Inkmistress (Of Fire and Stars 0.5)(82)



“Your father passed away before you were born,” she said. “He was sick for a long time, with a wasting illness that slowly destroyed his body.”

“Why didn’t you help him? Why didn’t you save him if you loved him?” If I could heal someone’s broken back, surely a god could heal someone from an illness. She could have at least given me a father if she wasn’t going to be there for me.

She blinked slowly, her black eyes unreadable. “That is not my role.”

Anger raced through me, fierce and wild. “So you left me with no family? If you couldn’t save my father, why did you bother getting close to him?” What was the point of falling in love if it was doomed to end from the start? I never would have let myself grow so accustomed to Ina’s arms around me if I’d known they would one day be torn away. I never would have kissed Hal if I’d known how he had betrayed me.

“I didn’t mean to. But your father composed the most beautiful music. He had the sweetest voice,” she said distantly, remembering. “I spent so many hours hovering close by, waiting for the right time to welcome him. I fell in love with those melodies—and with the man who made them—even though I didn’t want to. Not after what happened to Veric.”

The way I heard music in all of nature, in the chirp of a cricket, the whisper of leaves in the wind, the sound of a stream running over rocks—that had been my father’s gift. The vespers were a far kinder one than my mother had given me.

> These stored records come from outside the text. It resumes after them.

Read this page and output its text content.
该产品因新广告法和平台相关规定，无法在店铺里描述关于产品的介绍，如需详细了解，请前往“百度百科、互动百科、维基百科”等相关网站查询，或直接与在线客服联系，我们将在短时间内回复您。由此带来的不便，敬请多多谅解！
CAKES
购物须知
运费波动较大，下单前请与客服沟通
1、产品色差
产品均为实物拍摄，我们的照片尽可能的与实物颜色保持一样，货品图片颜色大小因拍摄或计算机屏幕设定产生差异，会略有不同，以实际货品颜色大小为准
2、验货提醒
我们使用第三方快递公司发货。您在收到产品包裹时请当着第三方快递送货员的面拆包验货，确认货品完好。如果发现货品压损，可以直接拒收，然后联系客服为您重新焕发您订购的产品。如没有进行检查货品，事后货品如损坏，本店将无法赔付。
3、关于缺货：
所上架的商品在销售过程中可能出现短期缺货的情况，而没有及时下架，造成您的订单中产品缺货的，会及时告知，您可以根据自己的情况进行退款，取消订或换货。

“But how could you leave me all by myself?” My voice trembled. My life would have been so different if I had grown up with someone who understood my powers, with someone who would have told me I was dangerous. My decisions in life would have been so different. Would that not have been better for everyone?

“Asra, my days and nights are spent at the edges of battlefields, by the bedsides of the sick, or hovering at the edges of an accident just before it happens. I am sometimes the only witness when a mortal chooses to take their own life. I am fed by the last heartbeats of the dying, and my duty is to unmake their souls and deliver them back into the magic that exists all around us. What way would that have been for a child to grow up, seeing death at every turn? Even if it is part of the cycle that sustains our world, love cannot grow where grief and sorrow reign.”

Resentment smoldered in my breast. She’d never even given me the chance to be loved. “It might have. You could have at least shown me how to use my gifts. Told me who you were. That you existed. That you cared!”

“Your gifts are those of blood, fate, and death. And like all gifts, they have their prices. No one has ever survived the blood gift long enough to master it. You know what happened to Veric. . . . I thought if you never used it, perhaps you might have a chance at a more normal life.” Her voice was deep with sorrow. Perhaps she did have feelings after all.

“Nothing about my life has been normal.” I failed to keep the bitterness out of my voice.

“But a life with me would have been no life at all. I left you because you deserved the chance for a quiet and beautiful life, and if that meant I could only watch you from the shadows when you cut the stem of a plant or took the life of an animal for food, so be it.”

“I would rather have known who I was,” I whispered. “I would rather have known that someone loved me.” Tears streaked down my cheeks.

“I have always loved you, sweet girl.” She pulled me forward and kissed my tearstained cheek, the brush of her lips cold and tingling. In that single kiss the pull of darkness and final endings called to me. “I did not want to repeat the mistakes I made with Veric. He was ambitious. I visited him often when he was a child, and sometimes I took him places I thought he needed to go to understand the gravity of his power. The problem was that he never could keep it to himself—he wanted to make the world a better place, and to use his gift to accomplish that. When he was still quite young, he used his gift to destroy the serpent king at the behest of the Six, much like you ended the southern drought.”

I remembered the story. The serpent king had been the most evil leader Zumorda ever had. While it was true that Zumordans favored power, and the strong would always rise to leadership, once he got there the serpent king had twisted the power into something evil. He hadn’t cared for his people. His rule was one of bloodshed and death, as venomous as the enormous black snake he’d taken as his manifest. Entertainment at his court was always something that ended with spilled blood.

“When the serpent king turned away from the Six Gods, refusing their guidance or their magic, we asked Veric to write his death.”

“So the mouth rot . . . and the respiratory infection that killed him . . . you’re saying that wasn’t natural? The gods were responsible?” I had never heard this version of the story.

“Yes, Veric wrote the king’s fate in great detail, and it came to pass. The use of his power aged Veric into a feeble old man. He retreated with his partner, Leozoar, to the cave in his territory, hoping no one would find him. But he was too well known and had done too much work documenting how his blood could be used for various purposes. Mortals were desperate for what he had to offer—desperate to get it from him before he died. So they hunted him. Only by the grace of his lover’s protection did he escape. But he knew he could only hold them off for so long. He decided that if he couldn’t do good for his own generation, he would do it for the next.”